Most successful human vaccines elicit protective antibodies. CD4+ T cell help is essential for a strong antibody response, especially against poorly immunogenic polysaccharide antigens. To accomplish this, polysaccharide antigens are typically conjugated to highly immunogenic T cell epitopes. Unfortunately, this approach is expensive, only targets a subset of capsular polysaccharide antigens, and depends on allelically variable CD4+ T cell help. We and others have recently identified a new source for help for B cells which can be harnessed to overcome these limitations, the invariant Natural Killer T (iNKT) cells. iNKT cells are an innate glycolipid-specific lymphocyte subset of T cells restricted to the non-polymorphic antigen presenting molecule CD1d which rapidly produce cytokines when activated. Because CD1d is non-polymorphic, or the same in all people, iNKT cells should respond to glycolipids equally well in everyone. Furthermore, glycolipids are overwhelmingly safe for humans and can serve as robust adjuvants for co-administered protein and polysaccharide antigens, especially when incorporated in nanoparticles. Nanoparticle vaccines can be made of safe, well-studied, biodegradable polymers, enhance the activity of encapsulated glycolipid adjuvants 1000 fold, and can be embedded with B cell antigens to facilitate their targeting and uptake by a relevant B cell subpopulation. The overall objective of this proposal is to use nanoparticle delivery of glycolipid adjuvant plus polysaccharide B cell antigen to protect mice against systemic infection with an encapsulated pathogen.

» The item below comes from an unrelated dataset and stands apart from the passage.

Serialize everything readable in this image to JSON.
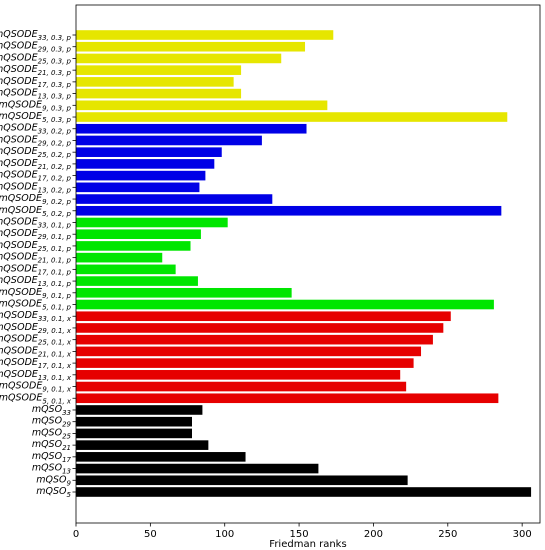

In Aim 1 we will vaccinate mice with glycolipid plus polysaccharide embedded nanoparticles to assess which route of administration induces high titer class-switched antibodies, and protects best against two different in vivo murine models of Streptococcus pneumoniae infection.
In Aim 2 we will use mice to compare how well soluble vs nanoparticle-embedded glycolipids enhance protective antibody responses induced by current human S. pneumoniae polysaccharide-based vaccines. We will also culture human peripheral blood cells to test which form of glycolipid adjuvant best enhances human polysaccharide-specific B cell responses. If successful, this line of research will drive the development of a widely applicable iNKT cell-targeted vaccine strategy which, given the non-polymorphic nature of CD1d, may be universally effective in all people. In turn, this vaccine can protect and improve human health, reduce the burdens of illness, and enhance the nation's economic well-being.
The research in this proposal is relevant to human health because successful completion of these studies will inform the development and utilization of a universally applicable nanoparticle vaccine platform to overcome roadblocks preventing the use of glycolipid adjuvant plus B cell polysaccharide antigen to drive protective humoral immunity against encapsulated pathogens. Furthermore, this proposal supports the NIH's mission to pursue fundamental knowledge and apply that knowledge to protect and improve human health, reduce the burdens of illness, and enhance the nation's economic well-being.